Serravalle si dissocia dall’etichetta di “No-vax”, richiedendo una smentita pubblica alle accuse avanzate nei suoi confronti. «Non ho mai sostenuto l’inutilità dei vaccini e delle vaccinazioni. Semmai sono Eb Vax, evidence based Vax», afferma, sottolineando il suo impegno nella scienza. La revoca del Nitag, avvenuta dopo sole dieci giorni, ha sollevato interrogativi sulla nomina stessa e sulla scarsa comunicazione con i membri del governo. «È curioso fare una nomina e poi ritirarla così rapidamente», dichiara. Non ha mai dialogato con Schillaci o con altri politici, scoprendo la sua situazione tramite i quotidiani.
«La vaccinazione Covid ai bimbi ha prodotto più danni che benefici»
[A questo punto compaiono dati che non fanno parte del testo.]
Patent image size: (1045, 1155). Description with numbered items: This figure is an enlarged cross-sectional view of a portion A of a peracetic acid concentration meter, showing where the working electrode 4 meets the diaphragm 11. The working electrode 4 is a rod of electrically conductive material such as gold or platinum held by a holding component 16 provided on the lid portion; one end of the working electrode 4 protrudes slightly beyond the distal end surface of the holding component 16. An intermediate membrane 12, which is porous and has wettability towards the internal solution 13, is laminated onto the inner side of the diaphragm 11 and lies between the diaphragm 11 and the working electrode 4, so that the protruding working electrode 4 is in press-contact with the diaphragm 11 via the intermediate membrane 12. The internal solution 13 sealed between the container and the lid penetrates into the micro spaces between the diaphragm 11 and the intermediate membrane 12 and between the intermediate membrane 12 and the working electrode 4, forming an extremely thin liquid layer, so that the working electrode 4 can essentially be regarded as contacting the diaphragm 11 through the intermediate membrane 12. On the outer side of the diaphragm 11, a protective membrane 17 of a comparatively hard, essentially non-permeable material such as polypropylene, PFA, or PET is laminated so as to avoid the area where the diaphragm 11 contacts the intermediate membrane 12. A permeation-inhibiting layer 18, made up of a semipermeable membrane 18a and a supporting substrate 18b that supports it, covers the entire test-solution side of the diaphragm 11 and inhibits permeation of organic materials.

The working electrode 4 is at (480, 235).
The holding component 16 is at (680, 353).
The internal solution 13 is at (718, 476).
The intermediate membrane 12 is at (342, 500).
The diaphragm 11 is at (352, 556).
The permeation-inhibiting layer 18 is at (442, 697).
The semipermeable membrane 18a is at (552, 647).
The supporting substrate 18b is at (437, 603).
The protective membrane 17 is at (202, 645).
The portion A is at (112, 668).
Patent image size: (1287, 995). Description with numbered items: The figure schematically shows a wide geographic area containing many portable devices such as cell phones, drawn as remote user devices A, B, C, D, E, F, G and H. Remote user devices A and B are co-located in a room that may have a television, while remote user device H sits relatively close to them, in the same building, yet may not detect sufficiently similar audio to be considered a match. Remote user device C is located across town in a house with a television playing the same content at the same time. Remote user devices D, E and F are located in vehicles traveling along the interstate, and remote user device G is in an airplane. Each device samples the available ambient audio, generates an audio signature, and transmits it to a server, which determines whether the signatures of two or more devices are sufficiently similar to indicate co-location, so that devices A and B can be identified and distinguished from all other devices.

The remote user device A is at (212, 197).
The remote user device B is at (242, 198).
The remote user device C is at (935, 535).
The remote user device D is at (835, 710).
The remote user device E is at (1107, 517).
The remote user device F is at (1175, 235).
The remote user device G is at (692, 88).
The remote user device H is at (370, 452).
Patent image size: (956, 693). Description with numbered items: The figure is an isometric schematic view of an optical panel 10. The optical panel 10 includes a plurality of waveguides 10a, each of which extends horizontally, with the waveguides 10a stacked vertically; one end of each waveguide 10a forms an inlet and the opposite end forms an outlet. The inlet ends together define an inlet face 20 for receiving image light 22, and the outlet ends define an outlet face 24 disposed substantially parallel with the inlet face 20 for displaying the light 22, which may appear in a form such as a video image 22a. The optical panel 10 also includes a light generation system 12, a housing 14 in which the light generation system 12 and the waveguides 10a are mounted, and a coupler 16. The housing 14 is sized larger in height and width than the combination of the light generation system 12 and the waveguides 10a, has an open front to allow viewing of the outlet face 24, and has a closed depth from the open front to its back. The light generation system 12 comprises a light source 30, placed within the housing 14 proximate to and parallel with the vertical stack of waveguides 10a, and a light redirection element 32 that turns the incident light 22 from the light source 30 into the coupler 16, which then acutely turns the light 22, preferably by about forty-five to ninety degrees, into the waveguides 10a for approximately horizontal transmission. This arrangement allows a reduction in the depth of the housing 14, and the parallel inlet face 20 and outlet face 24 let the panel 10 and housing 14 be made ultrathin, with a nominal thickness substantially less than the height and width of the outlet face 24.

Secondo Serravalle, i vaccini, come tutti i farmaci, presentano sia benefici sia possibili effetti collaterali. «Ritengo di essere stato scelto per il gruppo tecnico a causa dell’intervento che ho fatto in commissione Covid, dove ho evidenziato i danni delle vaccinazioni e le misure rigorose adottate durante il lockdown, che hanno avuto un impatto negativo sui ragazzi». Sottolinea la necessità di dissociarsi dal dogma vaccinale, ponendo interrogativi sull’efficacia dell’obbligo vaccinale: «Non è una scelta scientifica, ma politica; nella maggior parte dei Paesi europei, non è presente». Serravalle propone un approccio informato per i genitori: «Superare l’obbligo non significa essere contrari alle vaccinazioni, ma è fondamentale che i genitori ricevano informazioni complete per prendere decisioni consapevoli». In conclusione, esprime il suo parere negativo sulla vaccinazione Covid per i bambini, affermando che questa ha prodotto «più danni che benefici».